3. +++ b/core/modules/aggregator/src/Tests/Views/AggregatorItemViewsFieldAccessTest.php
   @@ -0,0 +1,60 @@
   +   * Check access for aggregator_item fields.
   

   Same here. Etc.

4. +++ b/core/modules/comment/src/Tests/Views/CommentViewsFieldAccessTest.php
   @@ -0,0 +1,81 @@
   +    // @todo Expand the test coverage in https://www.drupal.org/node/2462589
   

   I think these are the wrong link? should be https://www.drupal.org/node/2464635 ?

+++ b/core/modules/node/src/Tests/Views/NodeViewsFieldAccessTest.php
@@ -0,0 +1,77 @@
+    // @todo Don't we want to display Published / Unpublished by default?
+    $this->assertFieldAccess('node', 'status', 'On');
+    $this->assertFieldAccess('node', 'promote', 'On');
+    $this->assertFieldAccess('node', 'sticky', 'Off');

is this still intended to be done in this issue, or do we need a follow-up to reference?

+++ b/core/modules/views/src/Tests/Handler/FieldFieldAccessTestBase.php
@@ -0,0 +1,141 @@
+  protected function assertFieldAccess($entity_type_id, $field_name, $field_content) {

This method is slick, love it

So given the goal is to get this in and then uncomment lines in the follow up after the conversions are done, I think this is ready.

Boldly setting to RTBC.

+1 for RTBC. And +1 for a follow-up (not at all related to this patch) that sets the default for Status field to Published/Unpublished. Actually though we should probably file that issue and either put the issue link in the @todo or take it out since that's not where the code will go. And...
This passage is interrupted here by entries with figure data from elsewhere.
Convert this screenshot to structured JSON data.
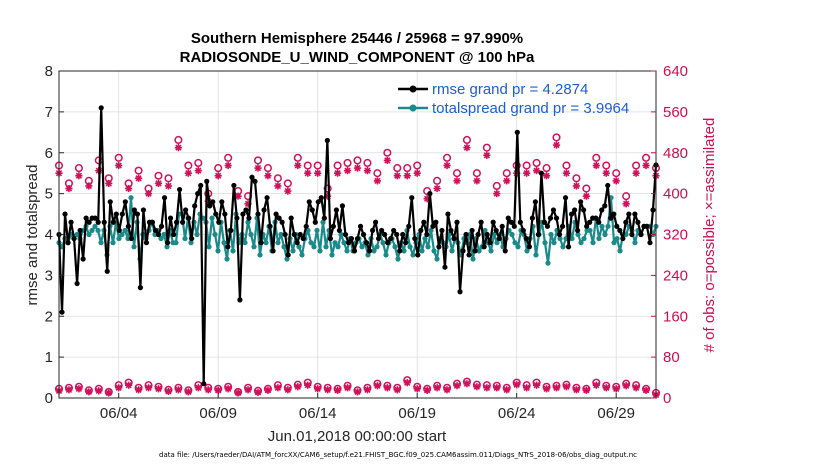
{
  "chart_data": {
    "type": "line",
    "title": "Southern Hemisphere 25446 / 25968 = 97.990%",
    "subtitle": "RADIOSONDE_U_WIND_COMPONENT @ 100 hPa",
    "xlabel": "Jun.01,2018 00:00:00 start",
    "ylabel": "rmse and totalspread",
    "ylabel_right": "# of obs: o=possible; ×=assimilated",
    "footer": "data file: /Users/raeder/DAI/ATM_forcXX/CAM6_setup/f.e21.FHIST_BGC.f09_025.CAM6assim.011/Diags_NTrS_2018-06/obs_diag_output.nc",
    "xlim": [
      1,
      31
    ],
    "ylim": [
      0,
      8
    ],
    "ylim_right": [
      0,
      640
    ],
    "x_ticks": [
      4,
      9,
      14,
      19,
      24,
      29
    ],
    "x_tick_labels": [
      "06/04",
      "06/09",
      "06/14",
      "06/19",
      "06/24",
      "06/29"
    ],
    "y_ticks": [
      0,
      1,
      2,
      3,
      4,
      5,
      6,
      7,
      8
    ],
    "y_ticks_right": [
      0,
      80,
      160,
      240,
      320,
      400,
      480,
      560,
      640
    ],
    "legend_position": "top-right",
    "series": [
      {
        "name": "rmse grand pr = 4.2874",
        "color": "#000000",
        "marker": "circle",
        "values": [
          4.0,
          2.1,
          4.5,
          3.8,
          4.3,
          3.9,
          2.8,
          4.1,
          3.4,
          4.4,
          4.3,
          4.4,
          4.4,
          4.3,
          7.1,
          4.3,
          3.1,
          4.8,
          4.3,
          4.5,
          4.1,
          4.5,
          4.8,
          4.2,
          3.9,
          4.6,
          4.5,
          2.7,
          4.6,
          3.8,
          4.3,
          4.3,
          4.1,
          4.0,
          4.2,
          4.9,
          3.8,
          4.4,
          4.0,
          4.3,
          5.1,
          4.3,
          4.6,
          4.4,
          3.9,
          4.7,
          5.0,
          5.2,
          0.35,
          5.3,
          4.7,
          4.8,
          4.5,
          4.3,
          4.8,
          4.5,
          3.7,
          4.1,
          5.2,
          4.4,
          2.4,
          4.5,
          4.6,
          4.4,
          5.4,
          5.3,
          4.5,
          3.8,
          4.6,
          4.9,
          4.2,
          3.6,
          4.5,
          4.4,
          4.3,
          4.0,
          3.5,
          4.4,
          4.0,
          3.8,
          4.0,
          3.9,
          4.2,
          4.8,
          4.6,
          4.3,
          4.8,
          4.9,
          4.4,
          6.3,
          3.9,
          4.2,
          4.6,
          4.1,
          4.7,
          4.0,
          3.8,
          3.9,
          3.6,
          3.9,
          4.2,
          4.0,
          3.8,
          3.6,
          4.1,
          4.3,
          3.9,
          4.1,
          4.0,
          3.8,
          3.9,
          4.1,
          4.0,
          3.6,
          4.0,
          3.8,
          4.2,
          4.9,
          3.9,
          3.5,
          4.1,
          4.3,
          4.0,
          5.0,
          4.2,
          4.3,
          3.7,
          4.1,
          3.2,
          4.5,
          4.1,
          3.9,
          4.3,
          2.6,
          3.6,
          4.0,
          3.5,
          4.1,
          3.6,
          4.0,
          4.3,
          3.7,
          4.0,
          3.8,
          4.3,
          4.1,
          3.9,
          4.2,
          3.6,
          4.4,
          4.3,
          4.2,
          6.5,
          4.3,
          4.1,
          3.9,
          3.7,
          4.4,
          4.8,
          4.0,
          5.5,
          4.3,
          4.2,
          4.4,
          4.6,
          4.4,
          4.0,
          4.2,
          4.9,
          3.7,
          4.5,
          4.6,
          4.1,
          4.8,
          4.6,
          4.2,
          4.3,
          4.4,
          4.4,
          4.3,
          4.6,
          4.7,
          5.2,
          4.4,
          4.5,
          4.2,
          4.1,
          3.9,
          4.3,
          4.5,
          4.0,
          4.5,
          4.3,
          4.0,
          4.2,
          4.2,
          3.8,
          4.6,
          5.7
        ]
      },
      {
        "name": "totalspread grand pr = 3.9964",
        "color": "#1a8a8a",
        "marker": "circle",
        "values": [
          3.8,
          3.7,
          3.9,
          3.8,
          4.0,
          3.9,
          4.0,
          3.9,
          4.1,
          4.2,
          4.0,
          4.1,
          4.2,
          4.1,
          3.8,
          4.1,
          3.5,
          4.2,
          3.8,
          4.3,
          3.9,
          4.0,
          4.1,
          3.9,
          4.9,
          3.7,
          4.3,
          3.4,
          4.0,
          3.9,
          4.1,
          4.3,
          4.0,
          4.1,
          3.9,
          4.0,
          3.7,
          4.1,
          3.8,
          3.8,
          4.5,
          4.5,
          3.9,
          4.4,
          3.8,
          4.3,
          4.0,
          4.5,
          4.4,
          4.3,
          3.7,
          4.4,
          4.0,
          3.6,
          4.3,
          3.8,
          3.4,
          4.1,
          3.6,
          4.5,
          3.8,
          4.0,
          3.8,
          4.3,
          4.0,
          3.7,
          4.4,
          3.5,
          4.0,
          3.8,
          4.2,
          3.6,
          4.3,
          3.8,
          4.0,
          3.7,
          3.4,
          3.9,
          3.6,
          4.0,
          3.7,
          3.5,
          3.9,
          4.1,
          3.8,
          3.7,
          4.1,
          3.6,
          4.3,
          3.7,
          4.1,
          3.5,
          3.8,
          3.7,
          4.0,
          3.8,
          3.6,
          3.9,
          3.6,
          3.8,
          3.9,
          3.7,
          3.8,
          3.5,
          3.9,
          3.6,
          3.7,
          4.0,
          3.8,
          3.5,
          3.8,
          3.9,
          3.7,
          3.4,
          3.8,
          3.6,
          4.1,
          3.7,
          3.5,
          3.8,
          4.0,
          3.6,
          3.9,
          3.7,
          4.1,
          3.6,
          3.4,
          3.9,
          3.8,
          3.7,
          4.0,
          3.6,
          3.9,
          3.8,
          3.5,
          3.9,
          3.8,
          4.0,
          3.4,
          3.9,
          3.6,
          3.7,
          4.1,
          3.8,
          3.6,
          4.0,
          3.8,
          4.0,
          3.7,
          3.9,
          4.1,
          4.0,
          3.8,
          3.7,
          4.1,
          4.0,
          3.6,
          3.9,
          4.2,
          3.5,
          4.0,
          4.3,
          3.8,
          3.3,
          4.0,
          3.8,
          4.1,
          3.9,
          3.7,
          3.9,
          4.2,
          3.9,
          4.3,
          4.0,
          3.8,
          3.9,
          4.1,
          4.1,
          3.8,
          4.4,
          3.9,
          4.2,
          4.0,
          4.2,
          4.9,
          3.8,
          3.9,
          3.6,
          4.0,
          4.0,
          4.2,
          4.1,
          3.8,
          4.1,
          4.0,
          4.2,
          4.2,
          4.2,
          4.0,
          4.2
        ]
      }
    ],
    "obs_possible_x": [
      1,
      1.5,
      2,
      2.5,
      3,
      3.5,
      4,
      4.5,
      5,
      5.5,
      6,
      6.5,
      7,
      7.5,
      8,
      8.5,
      9,
      9.5,
      10,
      10.5,
      11,
      11.5,
      12,
      12.5,
      13,
      13.5,
      14,
      14.5,
      15,
      15.5,
      16,
      16.5,
      17,
      17.5,
      18,
      18.5,
      19,
      19.5,
      20,
      20.5,
      21,
      21.5,
      22,
      22.5,
      23,
      23.5,
      24,
      24.5,
      25,
      25.5,
      26,
      26.5,
      27,
      27.5,
      28,
      28.5,
      29,
      29.5,
      30,
      30.5,
      31
    ],
    "obs_possible_high": [
      455,
      420,
      450,
      425,
      465,
      430,
      470,
      420,
      445,
      410,
      435,
      430,
      505,
      455,
      460,
      400,
      450,
      470,
      405,
      395,
      465,
      450,
      430,
      420,
      470,
      455,
      455,
      410,
      455,
      460,
      465,
      460,
      440,
      480,
      450,
      450,
      455,
      405,
      425,
      470,
      440,
      505,
      440,
      490,
      415,
      440,
      455,
      455,
      460,
      450,
      510,
      455,
      430,
      410,
      470,
      455,
      440,
      395,
      455,
      470,
      450
    ],
    "obs_assim_high": [
      440,
      410,
      435,
      415,
      445,
      420,
      455,
      410,
      430,
      400,
      420,
      415,
      490,
      440,
      445,
      385,
      435,
      455,
      395,
      380,
      450,
      435,
      415,
      405,
      455,
      440,
      440,
      395,
      440,
      445,
      450,
      445,
      425,
      465,
      435,
      435,
      440,
      390,
      410,
      455,
      425,
      490,
      425,
      475,
      400,
      425,
      440,
      440,
      445,
      435,
      495,
      440,
      415,
      395,
      455,
      440,
      425,
      380,
      440,
      455,
      435
    ],
    "obs_possible_low": [
      18,
      20,
      22,
      15,
      18,
      12,
      25,
      30,
      20,
      25,
      22,
      16,
      20,
      15,
      25,
      20,
      18,
      22,
      12,
      20,
      14,
      18,
      25,
      20,
      26,
      30,
      22,
      20,
      18,
      24,
      15,
      20,
      28,
      24,
      20,
      35,
      22,
      18,
      24,
      20,
      28,
      32,
      26,
      25,
      24,
      20,
      30,
      25,
      30,
      22,
      24,
      26,
      20,
      18,
      30,
      24,
      22,
      28,
      25,
      18,
      10
    ],
    "obs_assim_low": [
      14,
      16,
      18,
      12,
      14,
      10,
      20,
      25,
      16,
      20,
      18,
      13,
      16,
      12,
      20,
      16,
      15,
      18,
      10,
      16,
      11,
      15,
      20,
      16,
      22,
      25,
      18,
      16,
      15,
      20,
      12,
      16,
      24,
      20,
      16,
      30,
      18,
      15,
      20,
      16,
      24,
      28,
      22,
      20,
      20,
      16,
      26,
      20,
      25,
      18,
      20,
      22,
      16,
      15,
      25,
      20,
      18,
      24,
      20,
      15,
      6
    ]
  }
}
+    // @todo Don't we want to display Published / Unpublished by default?
+    $this->assertFieldAccess('node', 'status', 'On');
+    $this->assertFieldAccess('node', 'promote', 'On');
+    $this->assertFieldAccess('node', 'sticky', 'Off');

Presumably Status should say "Published"/"Unpublished", promote should say "Promoted"/"Not promoted", and sticky should say "Sticky"/Not sticky. We should be able to do all of them in one issue.

Needs work to fix/remove that @todo and file the new issue.

Excellent. This looks like a really great start.

Committed and pushed to 8.0.x. Thanks!